HIV-1 establishes a lifelong infection in the human body, but host factors that influence viral persistence remain poorly understood. Cell-intrinsic characteristics of CD4 T cells, the main target cells for HIV-1, may affect the composition of the latent viral reservoir by altering the susceptibility to CD8 T-cell-mediated killing.We observed that susceptibilities of CD4 T cells to CD8 T-cell-mediated killing, as determined in direct ex vivo assays, were significantly higher in persons with natural control of HIV-1 (elite controllers) than in individuals effectively treated with antiretroviral therapy.
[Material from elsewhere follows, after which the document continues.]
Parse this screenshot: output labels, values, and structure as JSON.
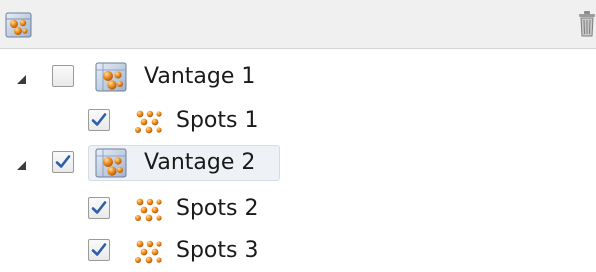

These differences were most pronounced in naive and in terminally differentiated CD4 T cells and corresponded to a reduced viral reservoir size in elite controllers. Interestingly, the highest susceptibility to CD8 T-cell-mediated killing and lowest reservoirs of cell-associated HIV-1 DNA was consistently observed in elite controllers expressing the protective HLA class I allele B57.These data suggest that the functional responsiveness of host CD4 T cells to cytotoxic effects of HIV-1-specific CD8 T cells can contribute to shaping the structure and composition of the latently infected CD4 T-cell pool.